Ambriovic Ristov noted that one would have to live with restrictions until a majority of the population was immunised and until it became evident that the virus was circulating less in the population.
She said that it was not likely that people would be able to stop wearing face masks by autumn, but that the end was in sight.
She said that the vaccine was safe and that vaccination would not change anything in the human genome.
“We will stay as we are, the vaccine is completely safe,” she said, stressing that only those with a history of more serious allergic reactions should be on guard.
Researcher: Vaccine won’t yield effects before March
Researcher and molecular biologist Ivan Djikic said on Saturday that the vaccine that arrived in Croatia earlier in the day would not yield effects before March and stressed that compliance with epidemiological restrictions in January and February was essential for protection.

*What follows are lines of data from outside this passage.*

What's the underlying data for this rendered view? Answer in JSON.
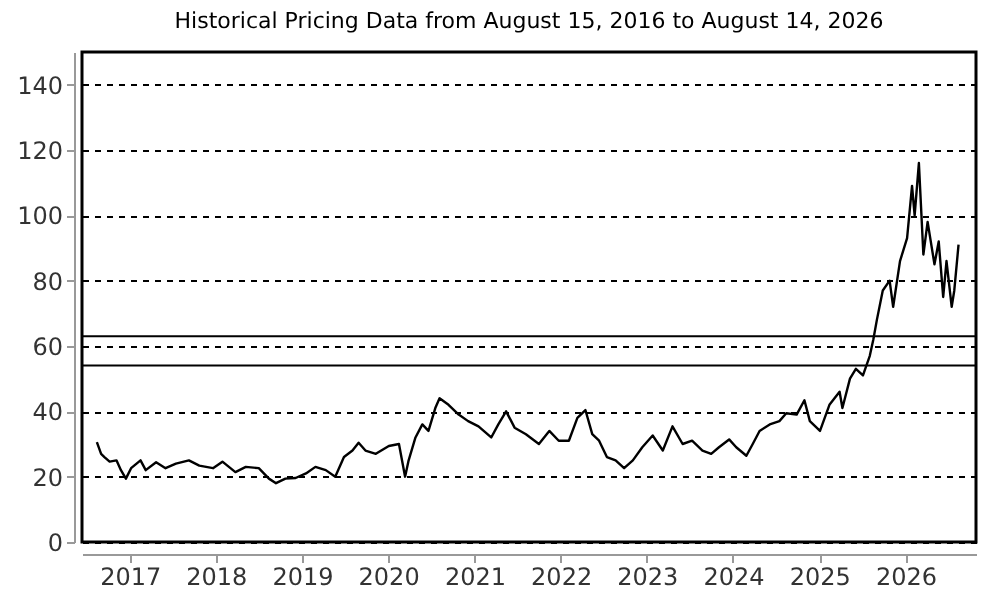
{
  "chart_data": {
    "type": "line",
    "title": "Historical Pricing Data from August 15, 2016 to August 14, 2026",
    "x": [
      "2016-08-15",
      "2016-09-02",
      "2016-09-16",
      "2016-10-08",
      "2016-11-06",
      "2016-11-25",
      "2016-12-16",
      "2017-01-07",
      "2017-02-16",
      "2017-03-10",
      "2017-04-23",
      "2017-06-02",
      "2017-07-16",
      "2017-09-09",
      "2017-10-23",
      "2017-12-20",
      "2018-01-29",
      "2018-03-25",
      "2018-05-08",
      "2018-07-02",
      "2018-08-14",
      "2018-09-13",
      "2018-10-23",
      "2018-12-05",
      "2019-01-18",
      "2019-02-27",
      "2019-04-12",
      "2019-05-22",
      "2019-06-28",
      "2019-08-03",
      "2019-08-29",
      "2019-09-27",
      "2019-11-10",
      "2020-01-04",
      "2020-02-16",
      "2020-03-13",
      "2020-03-28",
      "2020-04-26",
      "2020-05-25",
      "2020-06-20",
      "2020-07-19",
      "2020-08-06",
      "2020-09-13",
      "2020-10-26",
      "2020-12-05",
      "2021-01-18",
      "2021-03-13",
      "2021-04-12",
      "2021-05-15",
      "2021-06-20",
      "2021-08-07",
      "2021-10-01",
      "2021-11-14",
      "2021-12-24",
      "2022-02-05",
      "2022-03-13",
      "2022-04-16",
      "2022-05-15",
      "2022-06-13",
      "2022-07-16",
      "2022-08-22",
      "2022-09-27",
      "2022-11-03",
      "2022-12-13",
      "2023-01-26",
      "2023-03-10",
      "2023-04-20",
      "2023-06-02",
      "2023-07-12",
      "2023-08-25",
      "2023-10-01",
      "2023-11-03",
      "2023-12-16",
      "2024-01-15",
      "2024-02-27",
      "2024-03-25",
      "2024-04-23",
      "2024-06-05",
      "2024-07-16",
      "2024-08-14",
      "2024-09-27",
      "2024-10-30",
      "2024-11-22",
      "2025-01-04",
      "2025-02-13",
      "2025-03-28",
      "2025-04-09",
      "2025-05-11",
      "2025-06-05",
      "2025-07-05",
      "2025-08-03",
      "2025-08-18",
      "2025-09-02",
      "2025-09-27",
      "2025-10-26",
      "2025-11-10",
      "2025-12-09",
      "2026-01-08",
      "2026-01-29",
      "2026-02-09",
      "2026-02-27",
      "2026-03-18",
      "2026-04-05",
      "2026-05-04",
      "2026-05-22",
      "2026-06-10",
      "2026-06-24",
      "2026-07-16",
      "2026-07-27",
      "2026-08-14"
    ],
    "series": [
      {
        "color": "#000000",
        "values": [
          30.6,
          27,
          26,
          24.6,
          25,
          22,
          19.4,
          22.6,
          25,
          22,
          24.4,
          22.6,
          24,
          25,
          23.4,
          22.6,
          24.6,
          21.4,
          23,
          22.6,
          19.4,
          18,
          19.4,
          19.6,
          21,
          23,
          22,
          20,
          26,
          28,
          30.4,
          28,
          27,
          29.4,
          30,
          20,
          25,
          32,
          36,
          34,
          41,
          44,
          42,
          39,
          37,
          35.4,
          32,
          36,
          40,
          35,
          33,
          30,
          34,
          31,
          31,
          38,
          40.4,
          33,
          31,
          26,
          25,
          22.6,
          25,
          29,
          32.6,
          28,
          35.4,
          30,
          31,
          28,
          27,
          29,
          31.4,
          29,
          26.4,
          30,
          34,
          36,
          37,
          39.4,
          39,
          43.4,
          37,
          34,
          42,
          46,
          41,
          50,
          53,
          51,
          57,
          62,
          68,
          77,
          80,
          72,
          86,
          93,
          109,
          100,
          116,
          88,
          98,
          85,
          92,
          75,
          86,
          72,
          77,
          91
        ]
      }
    ],
    "xlim": [
      "2016-06-13",
      "2026-10-27"
    ],
    "xticks": [
      {
        "value": "2017-01-01",
        "label": "2017"
      },
      {
        "value": "2018-01-01",
        "label": "2018"
      },
      {
        "value": "2019-01-01",
        "label": "2019"
      },
      {
        "value": "2020-01-01",
        "label": "2020"
      },
      {
        "value": "2021-01-01",
        "label": "2021"
      },
      {
        "value": "2022-01-01",
        "label": "2022"
      },
      {
        "value": "2023-01-01",
        "label": "2023"
      },
      {
        "value": "2024-01-01",
        "label": "2024"
      },
      {
        "value": "2025-01-01",
        "label": "2025"
      },
      {
        "value": "2026-01-01",
        "label": "2026"
      }
    ],
    "ylim": [
      0,
      150
    ],
    "yticks": [
      0,
      20,
      40,
      60,
      80,
      100,
      120,
      140
    ],
    "grid": "y",
    "ref_lines": [
      {
        "axis": "y",
        "value": 63,
        "color": "#000000"
      },
      {
        "axis": "y",
        "value": 54,
        "color": "#000000"
      }
    ]
  }
}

Expressing confidence that more than 70% of the population would get vaccinated based on positive results, he said that one should continue to be cautious because the vaccine alone would not defeat the disease.
It will take four to five weeks for the vaccine to yield a positive effect. “January and February are the months when we will have to work together to protect ourselves,” he said.
The situation in Croatia regarding the epidemic is unstable, data on new infections are not reliable, the rate of testing is insufficient, he said.
“Croatia is No. 1 in terms of the growth of mortality, No. 2 in terms of the number of deaths and No. 4 in terms of pressure on hospitals. The vaccine will not yield effects before March, only our joint work will,” he said, predicting that the situation will become more normal in the second half of 2021 but that life will completely get back to normal only in 2022.